The implementation is based on librosa v0.9.1. For easy translation from Python + Numpy to Rust, the implementation is written on top of ndarray crate.

§Usage

use ndarray::prelude::*;
use pyin::{PYINExecutor, Framing, PadMode};

let fmin = 60f64;  // minimum frequency in Hz
let fmax = 600f64; // maximum frequency in Hz
let sr = 24000;    // sampling rate of audio data in Hz
let frame_length = 2048; // frame length in samples
let (win_length, hop_length, resolution) = (None, None, None);  // None to use default values
let mut pyin_exec = PYINExecutor::new(fmin, fmax, sr, frame_length, win_length, hop_length, resolution);

let wav: Vec<f64> = (0..24000).map(|i| (2. * std::f64::consts::PI * (i as f64) / 200.).sin()).collect();
let fill_unvoiced = f64::NAN;
let framing = Framing::Center(PadMode::Constant(0.));  // Zero-padding is applied on both sides of the signal. (only if cetner is true)

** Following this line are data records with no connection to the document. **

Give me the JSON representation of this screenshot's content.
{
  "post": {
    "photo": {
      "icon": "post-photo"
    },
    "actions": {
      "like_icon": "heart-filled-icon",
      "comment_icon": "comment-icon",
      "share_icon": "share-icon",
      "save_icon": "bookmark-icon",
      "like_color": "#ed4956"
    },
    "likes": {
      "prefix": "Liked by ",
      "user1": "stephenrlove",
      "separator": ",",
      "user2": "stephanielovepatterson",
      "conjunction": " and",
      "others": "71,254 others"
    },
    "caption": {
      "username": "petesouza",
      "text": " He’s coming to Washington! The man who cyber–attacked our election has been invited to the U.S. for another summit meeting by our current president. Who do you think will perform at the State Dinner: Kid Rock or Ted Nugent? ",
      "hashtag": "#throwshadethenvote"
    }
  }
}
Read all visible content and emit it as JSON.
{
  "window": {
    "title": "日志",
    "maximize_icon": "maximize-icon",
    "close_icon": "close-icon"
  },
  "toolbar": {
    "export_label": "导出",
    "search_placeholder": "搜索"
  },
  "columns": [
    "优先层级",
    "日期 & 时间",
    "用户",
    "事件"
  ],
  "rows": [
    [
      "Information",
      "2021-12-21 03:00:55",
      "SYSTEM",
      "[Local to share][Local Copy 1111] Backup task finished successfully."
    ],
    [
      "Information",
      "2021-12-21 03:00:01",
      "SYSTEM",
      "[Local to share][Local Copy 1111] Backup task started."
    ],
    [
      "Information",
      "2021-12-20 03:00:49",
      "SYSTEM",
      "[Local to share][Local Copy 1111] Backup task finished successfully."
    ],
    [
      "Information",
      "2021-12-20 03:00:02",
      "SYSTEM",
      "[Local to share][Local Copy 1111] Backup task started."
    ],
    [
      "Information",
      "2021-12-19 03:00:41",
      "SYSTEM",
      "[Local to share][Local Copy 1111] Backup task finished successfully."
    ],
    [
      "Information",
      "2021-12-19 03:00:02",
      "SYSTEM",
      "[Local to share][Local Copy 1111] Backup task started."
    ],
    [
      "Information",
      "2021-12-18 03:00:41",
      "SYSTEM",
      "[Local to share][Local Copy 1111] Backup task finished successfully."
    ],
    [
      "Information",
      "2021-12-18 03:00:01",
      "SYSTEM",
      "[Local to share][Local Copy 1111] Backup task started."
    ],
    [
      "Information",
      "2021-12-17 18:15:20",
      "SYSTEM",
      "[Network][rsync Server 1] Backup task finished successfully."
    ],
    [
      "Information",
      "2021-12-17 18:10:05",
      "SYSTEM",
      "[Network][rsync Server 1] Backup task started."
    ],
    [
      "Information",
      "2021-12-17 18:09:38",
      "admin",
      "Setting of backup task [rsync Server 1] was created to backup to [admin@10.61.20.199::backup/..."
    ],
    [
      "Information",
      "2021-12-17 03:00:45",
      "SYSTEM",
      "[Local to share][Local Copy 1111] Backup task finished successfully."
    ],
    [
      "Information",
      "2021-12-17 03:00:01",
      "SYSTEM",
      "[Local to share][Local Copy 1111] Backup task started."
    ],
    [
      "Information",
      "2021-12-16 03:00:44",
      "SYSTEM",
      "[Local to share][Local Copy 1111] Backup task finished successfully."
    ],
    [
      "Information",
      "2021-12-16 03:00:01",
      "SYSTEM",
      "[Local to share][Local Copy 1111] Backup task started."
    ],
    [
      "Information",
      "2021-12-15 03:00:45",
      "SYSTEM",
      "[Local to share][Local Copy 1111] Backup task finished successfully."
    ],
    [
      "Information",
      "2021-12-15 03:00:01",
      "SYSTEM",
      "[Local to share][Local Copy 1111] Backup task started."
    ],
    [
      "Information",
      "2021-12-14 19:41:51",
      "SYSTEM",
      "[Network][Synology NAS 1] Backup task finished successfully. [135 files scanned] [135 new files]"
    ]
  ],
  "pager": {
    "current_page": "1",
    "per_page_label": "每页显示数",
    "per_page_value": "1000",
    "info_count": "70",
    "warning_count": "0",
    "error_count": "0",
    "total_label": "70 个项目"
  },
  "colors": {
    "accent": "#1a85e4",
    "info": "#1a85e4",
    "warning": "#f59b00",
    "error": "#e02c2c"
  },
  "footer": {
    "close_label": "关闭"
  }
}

// timestamp (Array1<f64>) - contains the timestamp (in seconds) of each frames
// f0 (Array1<f64>) contains the pitch estimate in Hz. (NAN if unvoiced)
// voiced_flag (Array1<bool>) contains whether the frame is voiced or not.
// voiced_prob (Array1<f64>) contains the probability of the frame is voiced.
let (timestamp, f0, voiced_flag, voiced_prob) = pyin_exec.pyin(&wav, fill_unvoiced, framing);

  1. Mauch, Matthias, and Simon Dixon. “pYIN: A fundamental frequency estimator using probabilistic threshold distributions.” 2014 IEEE International Conference on Acoustics, Speech and Signal Processing (ICASSP). IEEE, 2014. 

Structs§

PYINExecutor
pYIN algorithm executor.

Enums§

Framing
Represents where the first frame starts.
PadMode
Padding mode

Functions§

pyin
C lang FFI for pYIN